Let me explain those further.
Creating the right mind-set. Humans tend to compete with robots and analytics algorithms. You should drive the change to make people realize that automation and analytics can work with them in “collaborate mode” rather than “compete mode.”
Ensuring you have the right data setup. In the case of analytics, the machine-learning algorithms become richer when they are exposed to more and more relevant data. While more learning needs more data streaming through these algorithms, one must look at end-to-end data flow, storage, and processing, including the regulatory limitations for every geography. Remember the saying, “data is the new jet fuel.” And unlike the limited supply we have of traditional fuel, this one will just keep on growing and getting better with time.
Understanding that the insights you get improve over time.
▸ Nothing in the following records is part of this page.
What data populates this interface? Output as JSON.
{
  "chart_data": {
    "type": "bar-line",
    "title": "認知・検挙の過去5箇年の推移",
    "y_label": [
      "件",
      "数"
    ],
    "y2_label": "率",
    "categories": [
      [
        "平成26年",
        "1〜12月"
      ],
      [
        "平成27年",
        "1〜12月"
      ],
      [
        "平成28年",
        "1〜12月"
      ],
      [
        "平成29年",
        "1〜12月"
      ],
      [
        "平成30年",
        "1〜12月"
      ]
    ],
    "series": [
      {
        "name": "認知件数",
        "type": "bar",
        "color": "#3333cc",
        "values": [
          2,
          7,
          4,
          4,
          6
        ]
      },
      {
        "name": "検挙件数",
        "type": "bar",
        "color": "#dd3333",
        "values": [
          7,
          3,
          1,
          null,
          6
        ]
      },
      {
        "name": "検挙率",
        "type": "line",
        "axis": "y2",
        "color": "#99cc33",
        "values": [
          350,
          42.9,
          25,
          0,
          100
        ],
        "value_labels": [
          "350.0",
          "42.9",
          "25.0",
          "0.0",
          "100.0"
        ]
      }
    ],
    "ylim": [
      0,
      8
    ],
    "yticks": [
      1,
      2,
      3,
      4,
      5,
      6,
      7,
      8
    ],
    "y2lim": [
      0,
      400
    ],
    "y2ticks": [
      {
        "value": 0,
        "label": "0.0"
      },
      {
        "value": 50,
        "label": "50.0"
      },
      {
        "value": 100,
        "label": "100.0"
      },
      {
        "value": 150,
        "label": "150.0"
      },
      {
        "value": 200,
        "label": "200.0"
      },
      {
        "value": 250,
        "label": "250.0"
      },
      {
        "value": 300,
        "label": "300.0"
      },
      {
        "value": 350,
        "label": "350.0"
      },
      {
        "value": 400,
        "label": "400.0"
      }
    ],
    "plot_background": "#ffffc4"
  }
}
Scaling works well in DevOps mode. There are various other challenges as well, but the key here is to fail fast, learn lessons, and apply them quickly for continuous improvement. There is another aspect of the engineering perfectionist mind-set—as we start to embrace these new technologies in DevOps mode, we will deal with some imperfections which will get removed with time and through iterations. Hence, the use cases should be well-understood and chosen with this in mind.
McKinsey: What advice do you have for telcos that are just getting going with digital and analytics transformation?
Amit Dhingra: Telcos should remember these changes are here to stay. The future belongs to self-healing networks, with up to 80 percent of faults being rectified automatically, with no interruption to customer experience. All this and much more is possible in the very near future—the telcos and network providers need to be bold and make moves now toward their own digital and analytics transformation journeys.